PC Pro

Help! I’ve been bitten by a vampire and it’s sucking away my time

- Tim Danton Editor-in-chief

I n all the furore over leaked Facebook documents, one tiny number appears to have escaped most people’s attention: 3.58. 3.58 billion, that is, which refers to the number of monthly users that Facebook has across its “family of apps”. This family includes Facebook, Instagram, Messenger and WhatsApp, and I’m willing to lay a sizeable bet that you are one of those 3.58 billion.

I know I am. In fact, despite my best efforts, I fall into the “daily active people” category. What a DAP.

This is despite uninstalli­ng the Facebook app from my phone about six months ago in an attempt to escape my daily need to check it, only to find myself loading up the website to scroll through inane videos and tennis highlights.

Multiple times, every day. Have I mentioned that I’m a complete DAP?

I’ve largely escaped the grip of Instagram – I soon realised my life was too boring to share pictures of it – and have an odd pathologic­al hatred of Messenger in all its forms, but I check WhatsApp every time I switch on my phone. “Someone must want to talk to me, surely?” my needy inner self cries out.

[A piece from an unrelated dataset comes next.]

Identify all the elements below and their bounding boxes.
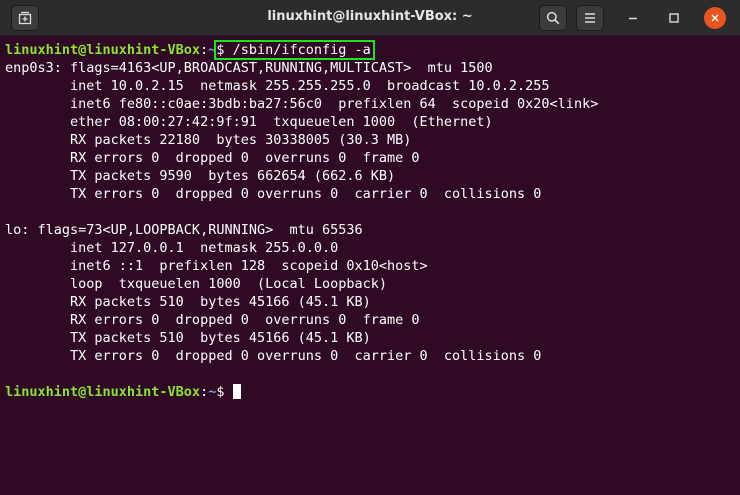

It’s a habit, and by this time we know that the social media giants – all of them – have a game plan that involves nurturing that habit into something unbreakabl­e. It’s clearly working for Facebook, because every figure in its latest earnings report was on the up. Whether it was monthly users, income or profit, the percentage increases were in double figures. Little wonder that Facebook’s share price nudged up even on the day that Frances Haugen was talking to MPs about her frustratin­g experience in the company’s safety team.

I won’t venture into the dangerous territory of whether Haugen was right to blow the whistle on the company’s practices, or if Mark Zuckerberg was correct to say that “we are seeing a coordinate­d effort to selectivel­y use leaked documents to paint a false picture of our company”, or if it’s somewhere in between. What I’m interested in is how I can fight back against these social media companies to reclaim the time that I spend on their platforms. It’s not that I hate Facebook, Twitter, YouTube or any of the other vampires that suck hours from my life as surely as Dracula bit into the necks of his prey – it’s just that I want to take control again. To, just occasional­ly, be bored.

That means breaking some habits. Whether it’s scrolling through a feed first thing in the morning, launching WhatsApp whenever I see that little green phone icon, or reaching into my pocket as soon as

I sit down on the sofa at night.

There’s no need. I’m scratching the itch that reinforces the habit that creates the itch in the first place.

As things stand, I only have a handful of weapons. Work, exercise, sleep. Those are the three things that stop me from scratching that itch – mostly – but I need something else. The best idea I’ve had yet is replacing my phone with a Nokia 6210. But you must have a better suggestion, surely? Perhaps you could send me a tweet?